Anti-androgens (specialist or experienced prescriber, often second-line/add-on)
- Spironolactone 50-100 mg once daily, titrated to 100-200 mg/day if needed
- Finasteride 2.5-5 mg once daily (off-label for women)
Both are teratogenic to a male fetus; ensure effective contraception and avoid in pregnancy. Monitor potassium and renal function with spironolactone; caution with ACE inhibitors/ARBs and renal impairment. Finasteride is contraindicated in pregnancy; tablets should not be handled if crushed/broken by pregnant individuals.
Insulin-sensitizing therapy in PCOS (for metabolic/reproductive indications)
- Metformin immediate-release 500 mg once daily with food, increasing gradually (for example by 500 mg weekly) to 1.5-2 g/day in divided doses as tolerated
Not a primary cosmetic anti-hirsutism drug, but may help broader PCOS phenotype. GI adverse effects are common; check renal function and avoid if severe renal impairment.
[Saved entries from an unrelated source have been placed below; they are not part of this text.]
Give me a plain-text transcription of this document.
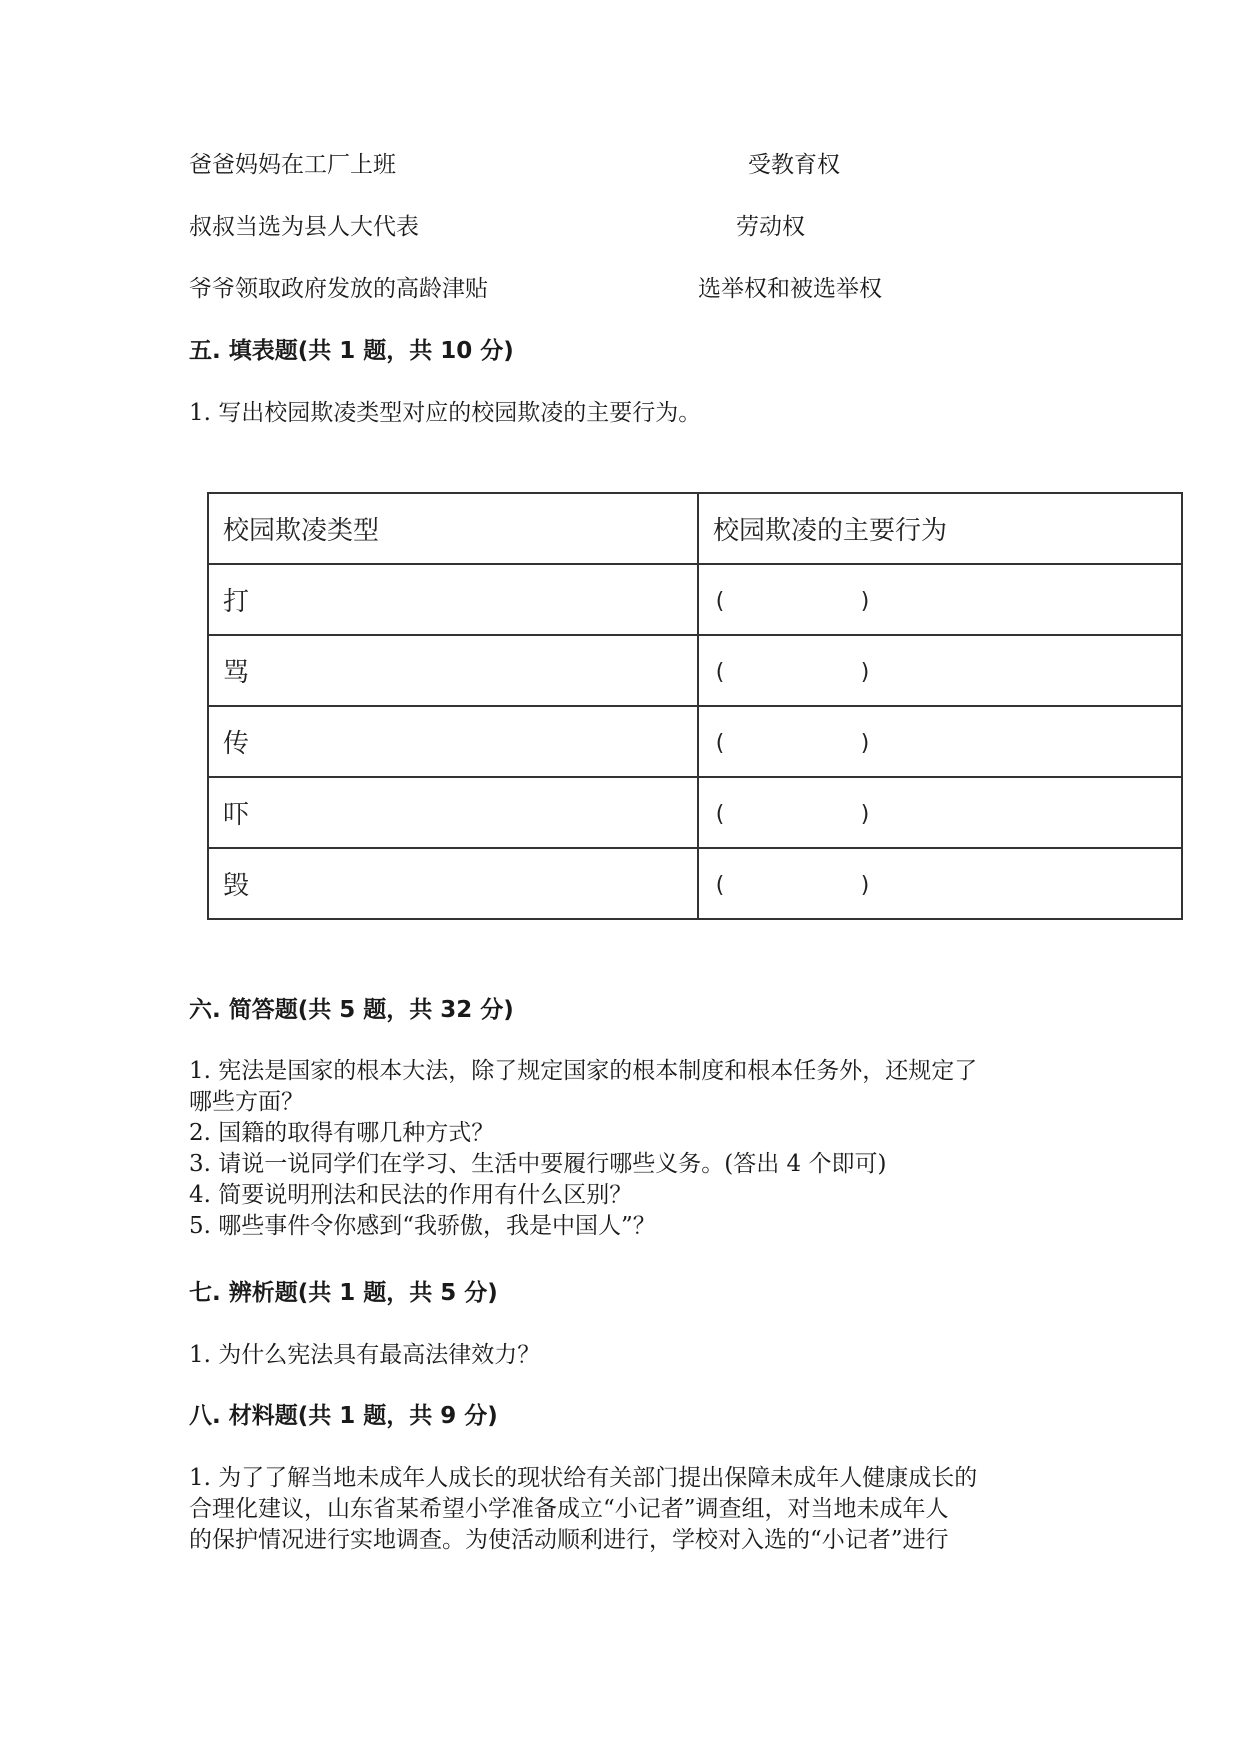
爸爸妈妈在工厂上班	受教育权
叔叔当选为县人大代表	劳动权
爷爷领取政府发放的高龄津贴	选举权和被选举权
五. 填表题(共 1 题，共 10 分)
1. 写出校园欺凌类型对应的校园欺凌的主要行为。
校园欺凌类型	校园欺凌的主要行为
打	(          )
骂	(          )
传	(          )
吓	(          )
毁	(          )
六. 简答题(共 5 题，共 32 分)
1. 宪法是国家的根本大法，除了规定国家的根本制度和根本任务外，还规定了
哪些方面？
2. 国籍的取得有哪几种方式？
3. 请说一说同学们在学习、生活中要履行哪些义务。(答出 4 个即可)
4. 简要说明刑法和民法的作用有什么区别？
5. 哪些事件令你感到“我骄傲，我是中国人”？
七. 辨析题(共 1 题，共 5 分)
1. 为什么宪法具有最高法律效力？
八. 材料题(共 1 题，共 9 分)
1. 为了了解当地未成年人成长的现状给有关部门提出保障未成年人健康成长的
合理化建议，山东省某希望小学准备成立“小记者”调查组，对当地未成年人
的保护情况进行实地调查。为使活动顺利进行，学校对入选的“小记者”进行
Consider B12 monitoring with long-term use.
Surgical / Interventional
- Definitive treatment of underlying tumour cause (for example adrenalectomy or ovarian tumour resection) when an androgen-secreting neoplasm is confirmed.
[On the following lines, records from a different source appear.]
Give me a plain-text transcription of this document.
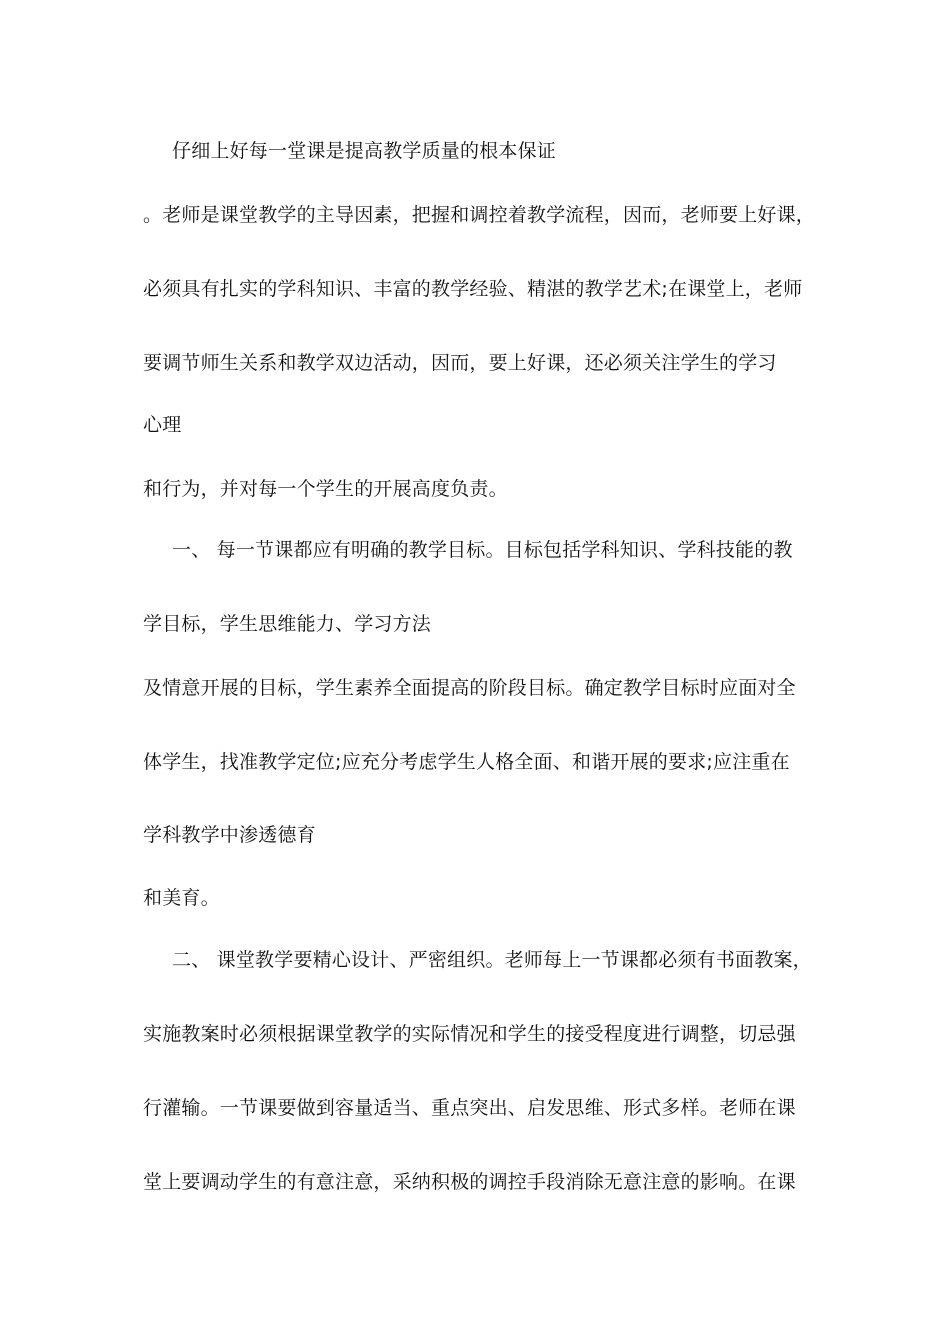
仔细上好每一堂课是提高教学质量的根本保证
。老师是课堂教学的主导因素，把握和调控着教学流程，因而，老师要上好课，
必须具有扎实的学科知识、丰富的教学经验、精湛的教学艺术;在课堂上，老师
要调节师生关系和教学双边活动，因而，要上好课，还必须关注学生的学习
心理
和行为，并对每一个学生的开展高度负责。
一、 每一节课都应有明确的教学目标。目标包括学科知识、学科技能的教
学目标，学生思维能力、学习方法
及情意开展的目标，学生素养全面提高的阶段目标。确定教学目标时应面对全
体学生，找准教学定位;应充分考虑学生人格全面、和谐开展的要求;应注重在
学科教学中渗透德育
和美育。
二、 课堂教学要精心设计、严密组织。老师每上一节课都必须有书面教案，
实施教案时必须根据课堂教学的实际情况和学生的接受程度进行调整，切忌强
行灌输。一节课要做到容量适当、重点突出、启发思维、形式多样。老师在课
堂上要调动学生的有意注意，采纳积极的调控手段消除无意注意的影响。在课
- No routine surgery for idiopathic/PCOS-related hirsutism; procedural hair reduction is usually via laser or electrolysis rather than surgery.
Complications
- Psychological morbidity (anxiety, depression, reduced self-esteem)
- Social and relationship difficulties with major quality-of-life impairment
- Complications of underlying disease if missed (for example tumour progression, untreated Cushing syndrome, metabolic complications of PCOS)
- Medication-related adverse effects (for example VTE risk with oestrogen-containing therapy, hyperkalaemia with spironolactone, teratogenic risk with anti-androgens)
Prognosis
Prognosis depends on cause and treatment adherence. Idiopathic and PCOS-related hirsutism are usually chronic but manageable; visible improvement from hormonal therapy often takes 6-12 months, and relapse can occur after stopping treatment. Prognosis is excellent if serious secondary causes are identified early and treated appropriately.